Wisconsin judge blocks law curbing labor rights for public employees
A Wisconsin judge has temporarily blocked a controversial law from going into effect that would severely restrict collective-bargaining rights for most public employees in the state.
Dane County Circuit Judge Maryann Sumi issued a restraining order Friday that stops publication of the law signed last week by Wisconsin Gov. Scott Walker (R). Halting that procedural step essentially blocks the measure, which would go into effect once it is formally published.
The judge's order came after Dane County's Democratic District Attorney Ismael Ozanne filed a suit alleging that a joint committee of the legislature violated the state's open meeting law when it abruptly called a session to get the measure passed last week.
The judge's ruling does not speak to the legal merits of the law but says that the suit over the session has to be completed before the law can move forward.
Phil Neuenfeldt, president of the Wisconsin State AFL-CIO, praised the judge's action.

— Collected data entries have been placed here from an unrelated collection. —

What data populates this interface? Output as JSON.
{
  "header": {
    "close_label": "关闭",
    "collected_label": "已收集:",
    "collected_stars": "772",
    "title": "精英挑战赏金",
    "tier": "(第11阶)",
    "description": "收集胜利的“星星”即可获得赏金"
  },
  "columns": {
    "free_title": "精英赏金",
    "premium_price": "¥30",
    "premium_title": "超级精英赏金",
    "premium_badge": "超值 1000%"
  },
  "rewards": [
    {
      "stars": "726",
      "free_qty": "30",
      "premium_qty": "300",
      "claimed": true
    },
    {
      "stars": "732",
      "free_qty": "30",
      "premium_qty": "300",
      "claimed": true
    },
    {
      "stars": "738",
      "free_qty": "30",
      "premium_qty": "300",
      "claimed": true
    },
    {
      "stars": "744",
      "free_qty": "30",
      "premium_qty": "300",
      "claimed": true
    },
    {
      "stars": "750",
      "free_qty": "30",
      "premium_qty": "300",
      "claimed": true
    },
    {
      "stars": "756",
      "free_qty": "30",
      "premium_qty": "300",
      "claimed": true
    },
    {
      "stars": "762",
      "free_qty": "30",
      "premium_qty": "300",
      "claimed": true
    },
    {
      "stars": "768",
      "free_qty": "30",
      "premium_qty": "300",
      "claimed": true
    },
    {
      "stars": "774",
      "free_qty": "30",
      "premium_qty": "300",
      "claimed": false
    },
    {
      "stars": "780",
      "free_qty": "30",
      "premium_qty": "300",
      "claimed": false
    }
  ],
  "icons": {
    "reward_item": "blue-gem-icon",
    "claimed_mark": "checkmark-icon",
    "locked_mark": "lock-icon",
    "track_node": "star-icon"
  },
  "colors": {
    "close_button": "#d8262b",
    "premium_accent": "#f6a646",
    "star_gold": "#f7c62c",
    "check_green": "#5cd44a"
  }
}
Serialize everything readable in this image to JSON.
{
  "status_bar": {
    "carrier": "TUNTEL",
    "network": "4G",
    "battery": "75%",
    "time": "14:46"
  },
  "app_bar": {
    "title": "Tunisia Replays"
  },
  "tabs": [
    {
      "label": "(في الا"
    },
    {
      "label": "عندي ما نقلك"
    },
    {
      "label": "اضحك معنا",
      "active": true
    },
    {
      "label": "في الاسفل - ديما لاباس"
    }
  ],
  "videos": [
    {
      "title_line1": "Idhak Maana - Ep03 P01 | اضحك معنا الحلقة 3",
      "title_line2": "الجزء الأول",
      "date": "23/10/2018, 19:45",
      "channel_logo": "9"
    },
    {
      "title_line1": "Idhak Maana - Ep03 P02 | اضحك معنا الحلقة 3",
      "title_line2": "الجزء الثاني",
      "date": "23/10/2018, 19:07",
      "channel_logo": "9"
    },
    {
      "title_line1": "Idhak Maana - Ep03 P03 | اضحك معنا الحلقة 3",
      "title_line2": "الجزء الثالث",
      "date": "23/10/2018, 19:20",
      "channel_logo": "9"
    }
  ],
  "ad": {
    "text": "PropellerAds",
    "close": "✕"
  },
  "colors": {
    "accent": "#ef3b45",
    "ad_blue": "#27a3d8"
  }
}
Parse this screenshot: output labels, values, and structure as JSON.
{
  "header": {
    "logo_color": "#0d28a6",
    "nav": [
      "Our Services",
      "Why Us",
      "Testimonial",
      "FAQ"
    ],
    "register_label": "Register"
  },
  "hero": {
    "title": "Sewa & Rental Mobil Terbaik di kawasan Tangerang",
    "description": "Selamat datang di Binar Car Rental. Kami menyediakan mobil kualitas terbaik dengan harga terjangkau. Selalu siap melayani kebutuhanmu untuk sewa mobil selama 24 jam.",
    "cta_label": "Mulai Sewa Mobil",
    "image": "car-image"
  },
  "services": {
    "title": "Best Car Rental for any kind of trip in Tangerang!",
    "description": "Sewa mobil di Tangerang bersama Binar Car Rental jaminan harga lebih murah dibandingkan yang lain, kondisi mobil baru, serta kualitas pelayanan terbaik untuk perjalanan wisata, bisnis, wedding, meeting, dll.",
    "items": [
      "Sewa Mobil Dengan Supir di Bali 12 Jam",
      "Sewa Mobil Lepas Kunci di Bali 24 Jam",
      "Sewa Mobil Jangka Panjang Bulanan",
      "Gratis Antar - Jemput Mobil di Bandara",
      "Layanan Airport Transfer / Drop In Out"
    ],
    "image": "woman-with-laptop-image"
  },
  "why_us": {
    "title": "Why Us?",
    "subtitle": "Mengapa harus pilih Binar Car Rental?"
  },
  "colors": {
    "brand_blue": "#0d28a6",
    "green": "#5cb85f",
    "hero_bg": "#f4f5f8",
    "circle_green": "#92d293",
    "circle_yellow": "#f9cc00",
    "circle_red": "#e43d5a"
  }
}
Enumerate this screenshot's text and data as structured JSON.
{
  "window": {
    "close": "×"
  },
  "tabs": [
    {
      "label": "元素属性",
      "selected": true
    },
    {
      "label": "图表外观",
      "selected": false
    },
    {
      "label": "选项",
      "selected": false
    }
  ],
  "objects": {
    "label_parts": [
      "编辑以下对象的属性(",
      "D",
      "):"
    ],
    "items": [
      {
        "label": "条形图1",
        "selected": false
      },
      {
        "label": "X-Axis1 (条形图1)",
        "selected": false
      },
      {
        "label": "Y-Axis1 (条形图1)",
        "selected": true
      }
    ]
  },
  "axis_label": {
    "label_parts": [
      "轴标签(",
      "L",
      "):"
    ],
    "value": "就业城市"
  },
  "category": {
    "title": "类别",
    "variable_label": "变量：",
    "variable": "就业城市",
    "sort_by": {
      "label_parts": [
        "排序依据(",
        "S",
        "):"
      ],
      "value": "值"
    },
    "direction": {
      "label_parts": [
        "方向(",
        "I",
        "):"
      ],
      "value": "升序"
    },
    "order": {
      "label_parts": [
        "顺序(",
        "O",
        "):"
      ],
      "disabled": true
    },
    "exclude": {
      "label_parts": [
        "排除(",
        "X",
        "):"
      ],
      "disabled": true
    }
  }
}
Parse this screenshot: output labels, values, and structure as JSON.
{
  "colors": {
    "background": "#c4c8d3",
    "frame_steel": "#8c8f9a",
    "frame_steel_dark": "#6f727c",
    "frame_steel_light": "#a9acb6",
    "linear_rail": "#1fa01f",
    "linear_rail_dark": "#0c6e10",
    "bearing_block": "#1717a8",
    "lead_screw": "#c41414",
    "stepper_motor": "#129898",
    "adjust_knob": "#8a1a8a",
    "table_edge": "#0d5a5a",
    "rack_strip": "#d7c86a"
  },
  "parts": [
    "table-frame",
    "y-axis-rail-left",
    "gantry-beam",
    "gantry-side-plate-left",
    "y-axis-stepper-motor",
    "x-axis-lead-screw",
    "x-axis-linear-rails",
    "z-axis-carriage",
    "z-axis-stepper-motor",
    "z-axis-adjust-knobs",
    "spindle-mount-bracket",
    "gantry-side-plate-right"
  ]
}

"Judge Sumi confirmed today what we knew all along - that the bill stripping hundreds of thousands of hard-working Wisconsinites of their voice on the job was rammed through illegally in the dark of the night," Neuenfeldt said.
In a statement, Walker spokesman Cullen Werwie said: "The legislation is still working through the legal process. We are confident the provisions of the budget repair bill will become law in the near future."
The move to curb collective bargaining ignited weeks of demonstrations in Madison, as tens of thousands of people descended on the state capitol in protest.
The effort also prompted 14 state Senate Democrats to flee Wisconsin for more than two weeks, in an ultimately futile effort to block the measure's passage by denying a quorum in the chamber.
Walker and the Republicans outmaneuvered the Democrats by calling an abrupt meeting of a joint legislative committee, which altered the bill last week, allowing it to be considered by fewer legislators.
The measure then passed both legislative chambers, and Walker signed it last week.
Since the law's enactment, protesters have made fervent efforts to recall Republican state senators who supported it, while proponents have mounted recall efforts against the Democratic senators who left Wisconsin to block the vote.